Gilles Cavalli : Effectivement, cela permet de faciliter et d’avoir cette vision transversale dont on a tant besoin aujourd’hui.

« Le lien direct des nanotechnologies, les sciences, des sciences de l’information et les biotechs fera l’agriculture de demain »

Hervé Pillaud : On a déjà un certain nombre de start-ups qui travaillent sur les bio-technologies. Travailler sur les bio-techs cela ne veut pas dire travailler uniquement sur les OGM. Cela veut dire on commence à voir des start-ups qui vont travailler sur des produits phytosanitaires à partir d’éléments naturels. D’engrais à partir d’éléments naturels. Déjà, cela on l’a depuis toujours. Tout l’enjeu du traitement des déchets urbains, par exemple, des déchets fermentescibles est énorme. Alors, on peut avoir un certain nombre d’additifs. On commence à avoir des entreprises qui travaillent là-dessus. On a en France comme Axioma, comme Vertal, comme L’éléphant vert qui est un peu plus en Afrique bien qu’ils travaillent un peu en France. On commence à voir ces entreprises-là se développer. Il y en a d’autres, je cite ces trois-là, mais il y en a d’autres qui ne se développent qu’à partir de ces connaissances et très liées avec le numérique. Donc, le lien direct des nanotechnologies qui miniaturisent les choses et les sciences cognitives qui travaillent cette intelligence naturelle ou artificielle, des sciences de l’information et des biotechs nous fera l’agriculture de demain.

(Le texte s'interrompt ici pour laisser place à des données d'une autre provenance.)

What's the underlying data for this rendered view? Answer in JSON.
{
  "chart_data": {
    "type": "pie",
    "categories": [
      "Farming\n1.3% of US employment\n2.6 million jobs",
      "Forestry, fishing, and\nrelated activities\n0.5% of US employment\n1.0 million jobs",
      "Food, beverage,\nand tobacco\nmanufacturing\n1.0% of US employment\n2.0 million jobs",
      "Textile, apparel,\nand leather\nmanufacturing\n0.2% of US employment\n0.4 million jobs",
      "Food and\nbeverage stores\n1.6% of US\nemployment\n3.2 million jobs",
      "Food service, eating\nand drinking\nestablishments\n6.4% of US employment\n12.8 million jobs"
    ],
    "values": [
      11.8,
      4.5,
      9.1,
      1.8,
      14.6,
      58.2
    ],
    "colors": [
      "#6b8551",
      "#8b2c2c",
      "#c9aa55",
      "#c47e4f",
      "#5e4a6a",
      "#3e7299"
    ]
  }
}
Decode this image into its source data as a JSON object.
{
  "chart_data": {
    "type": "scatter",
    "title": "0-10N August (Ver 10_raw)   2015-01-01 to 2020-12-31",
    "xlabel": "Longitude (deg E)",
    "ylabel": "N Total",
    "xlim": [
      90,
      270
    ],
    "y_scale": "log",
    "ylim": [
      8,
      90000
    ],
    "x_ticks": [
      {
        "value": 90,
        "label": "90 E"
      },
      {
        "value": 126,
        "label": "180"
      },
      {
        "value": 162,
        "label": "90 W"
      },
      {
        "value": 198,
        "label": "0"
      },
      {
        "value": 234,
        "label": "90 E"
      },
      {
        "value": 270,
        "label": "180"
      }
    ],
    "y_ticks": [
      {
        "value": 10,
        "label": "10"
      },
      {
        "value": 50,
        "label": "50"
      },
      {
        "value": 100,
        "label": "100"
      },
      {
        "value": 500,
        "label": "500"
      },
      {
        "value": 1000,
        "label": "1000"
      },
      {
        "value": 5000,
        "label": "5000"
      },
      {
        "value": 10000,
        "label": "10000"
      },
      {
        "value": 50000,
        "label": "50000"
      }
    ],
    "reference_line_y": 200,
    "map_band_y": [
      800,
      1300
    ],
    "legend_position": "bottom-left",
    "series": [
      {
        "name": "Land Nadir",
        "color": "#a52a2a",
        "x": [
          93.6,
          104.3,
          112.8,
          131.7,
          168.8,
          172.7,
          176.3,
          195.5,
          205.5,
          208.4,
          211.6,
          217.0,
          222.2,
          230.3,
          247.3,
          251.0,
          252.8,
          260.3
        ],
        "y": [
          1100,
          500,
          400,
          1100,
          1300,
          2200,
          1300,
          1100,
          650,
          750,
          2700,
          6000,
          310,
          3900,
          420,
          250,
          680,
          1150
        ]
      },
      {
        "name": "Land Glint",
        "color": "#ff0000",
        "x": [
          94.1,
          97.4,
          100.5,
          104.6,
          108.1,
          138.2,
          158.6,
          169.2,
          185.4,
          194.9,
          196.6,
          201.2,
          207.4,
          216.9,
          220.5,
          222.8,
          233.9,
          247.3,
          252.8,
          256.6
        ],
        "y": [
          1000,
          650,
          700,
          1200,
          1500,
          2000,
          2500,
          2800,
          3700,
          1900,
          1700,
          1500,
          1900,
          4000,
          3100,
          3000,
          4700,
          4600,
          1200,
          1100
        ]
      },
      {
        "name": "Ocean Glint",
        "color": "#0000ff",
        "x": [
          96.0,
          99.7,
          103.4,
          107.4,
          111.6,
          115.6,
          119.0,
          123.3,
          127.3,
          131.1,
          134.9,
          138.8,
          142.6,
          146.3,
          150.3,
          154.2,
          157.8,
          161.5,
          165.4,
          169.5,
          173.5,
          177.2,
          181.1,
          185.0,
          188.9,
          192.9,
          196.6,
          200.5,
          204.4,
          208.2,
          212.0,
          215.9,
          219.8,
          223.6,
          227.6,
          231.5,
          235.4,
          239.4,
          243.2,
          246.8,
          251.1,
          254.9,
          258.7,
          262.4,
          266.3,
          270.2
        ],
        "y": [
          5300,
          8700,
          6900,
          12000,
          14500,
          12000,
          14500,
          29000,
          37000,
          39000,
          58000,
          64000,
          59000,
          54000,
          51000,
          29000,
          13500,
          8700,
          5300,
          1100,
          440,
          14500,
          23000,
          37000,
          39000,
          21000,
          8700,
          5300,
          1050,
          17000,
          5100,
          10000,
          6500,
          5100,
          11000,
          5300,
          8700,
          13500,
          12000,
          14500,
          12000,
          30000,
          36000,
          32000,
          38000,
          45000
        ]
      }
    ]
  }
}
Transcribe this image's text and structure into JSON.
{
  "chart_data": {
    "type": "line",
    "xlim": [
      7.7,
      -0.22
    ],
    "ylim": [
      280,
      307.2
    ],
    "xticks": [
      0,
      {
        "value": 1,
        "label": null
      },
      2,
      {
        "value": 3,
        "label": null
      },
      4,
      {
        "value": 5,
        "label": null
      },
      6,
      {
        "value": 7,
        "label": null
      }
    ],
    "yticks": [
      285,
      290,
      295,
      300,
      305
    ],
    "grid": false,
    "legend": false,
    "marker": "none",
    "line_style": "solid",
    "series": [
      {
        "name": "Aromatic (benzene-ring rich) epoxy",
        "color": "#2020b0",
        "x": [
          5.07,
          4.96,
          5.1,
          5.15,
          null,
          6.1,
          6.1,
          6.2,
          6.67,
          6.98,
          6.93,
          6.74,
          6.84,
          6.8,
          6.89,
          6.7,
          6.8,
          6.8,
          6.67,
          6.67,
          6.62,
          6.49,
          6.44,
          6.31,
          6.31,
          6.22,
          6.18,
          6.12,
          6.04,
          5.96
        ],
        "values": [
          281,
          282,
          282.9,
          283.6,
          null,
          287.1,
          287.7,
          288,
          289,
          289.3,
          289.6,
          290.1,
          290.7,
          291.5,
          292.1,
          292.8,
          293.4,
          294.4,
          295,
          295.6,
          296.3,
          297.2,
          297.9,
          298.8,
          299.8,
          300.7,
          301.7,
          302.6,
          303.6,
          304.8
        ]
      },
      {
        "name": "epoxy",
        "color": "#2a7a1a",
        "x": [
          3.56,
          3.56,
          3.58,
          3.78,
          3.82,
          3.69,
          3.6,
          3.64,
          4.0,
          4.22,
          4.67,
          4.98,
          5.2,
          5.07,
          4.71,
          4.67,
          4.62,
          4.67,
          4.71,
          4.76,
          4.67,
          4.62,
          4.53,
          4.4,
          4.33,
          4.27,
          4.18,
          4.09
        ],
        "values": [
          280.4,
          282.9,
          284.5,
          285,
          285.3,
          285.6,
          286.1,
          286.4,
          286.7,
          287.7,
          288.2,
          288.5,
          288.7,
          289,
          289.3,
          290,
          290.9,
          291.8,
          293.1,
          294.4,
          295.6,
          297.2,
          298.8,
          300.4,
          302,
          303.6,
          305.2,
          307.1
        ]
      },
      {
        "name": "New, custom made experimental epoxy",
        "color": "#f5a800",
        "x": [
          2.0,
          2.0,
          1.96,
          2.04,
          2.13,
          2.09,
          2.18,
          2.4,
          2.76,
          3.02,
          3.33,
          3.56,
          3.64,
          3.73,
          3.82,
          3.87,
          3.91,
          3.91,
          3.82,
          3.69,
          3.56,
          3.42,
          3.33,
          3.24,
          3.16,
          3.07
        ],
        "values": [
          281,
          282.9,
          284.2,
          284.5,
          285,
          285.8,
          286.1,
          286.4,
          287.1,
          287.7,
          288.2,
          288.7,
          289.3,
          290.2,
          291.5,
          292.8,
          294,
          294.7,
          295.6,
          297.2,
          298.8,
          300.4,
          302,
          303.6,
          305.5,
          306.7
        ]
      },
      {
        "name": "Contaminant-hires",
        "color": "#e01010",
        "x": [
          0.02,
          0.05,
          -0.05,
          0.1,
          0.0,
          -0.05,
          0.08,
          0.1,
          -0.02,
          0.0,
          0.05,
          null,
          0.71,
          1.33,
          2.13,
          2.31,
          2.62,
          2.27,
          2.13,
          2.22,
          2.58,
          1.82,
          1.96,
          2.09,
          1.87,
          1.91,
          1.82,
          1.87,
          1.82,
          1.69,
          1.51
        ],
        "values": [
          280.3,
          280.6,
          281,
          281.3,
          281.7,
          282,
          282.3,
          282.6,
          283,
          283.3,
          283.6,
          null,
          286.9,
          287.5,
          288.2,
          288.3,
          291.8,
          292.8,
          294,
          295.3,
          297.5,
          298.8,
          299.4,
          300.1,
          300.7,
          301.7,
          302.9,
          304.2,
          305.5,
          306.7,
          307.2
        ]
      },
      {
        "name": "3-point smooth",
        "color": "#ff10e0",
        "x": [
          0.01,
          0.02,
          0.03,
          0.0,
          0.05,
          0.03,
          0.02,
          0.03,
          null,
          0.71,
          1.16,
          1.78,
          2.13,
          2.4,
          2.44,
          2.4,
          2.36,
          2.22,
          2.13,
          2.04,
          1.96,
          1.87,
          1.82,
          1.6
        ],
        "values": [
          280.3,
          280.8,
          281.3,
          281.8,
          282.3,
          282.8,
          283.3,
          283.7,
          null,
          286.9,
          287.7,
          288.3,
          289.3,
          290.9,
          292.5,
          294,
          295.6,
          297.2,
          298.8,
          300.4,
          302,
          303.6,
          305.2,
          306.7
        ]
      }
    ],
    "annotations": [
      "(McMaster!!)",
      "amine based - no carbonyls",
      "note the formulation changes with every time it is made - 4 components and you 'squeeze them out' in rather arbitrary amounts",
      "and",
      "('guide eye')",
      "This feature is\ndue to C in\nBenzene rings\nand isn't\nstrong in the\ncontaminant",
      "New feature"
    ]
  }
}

Gilles Cavalli : Et pour conclure, tout simplement j’invite les gens qui ont envie de vous écouter et de savoir ce que vous proposez, votre vision des choses, de vous rejoindre sur les réseaux sociaux (Facebook, Twitter ou LinkedIn). C’est très facile, vous êtes actif sur ces réseaux : @Herve_Pillaud.

Hervé Pillaud : Et je serai au salon de l’agriculture, à la fois au SIA et au SIMA avec la Ferme Digitale qui regroupe actuellement 11 start-ups dans le domaine de l’agriculture. Je serai à un endroit ou un autre tous les jours.

Gilles Cavalli : Rendez-vous au SIMA 2017 entre le 26 février et le 2 mars. Merci beaucoup. C’était Gilles Cavalli pour ce podcast et cette interview d’Hervé Pillaud, agriculteur, éleveur, auteur et conférencier, très actif sur les thématiques de l’agriculture numérique et de tous les corollaires. Merci du temps que vous nous avez accordé Hervé et je vous souhaite une excellente journée à tous. Au revoir.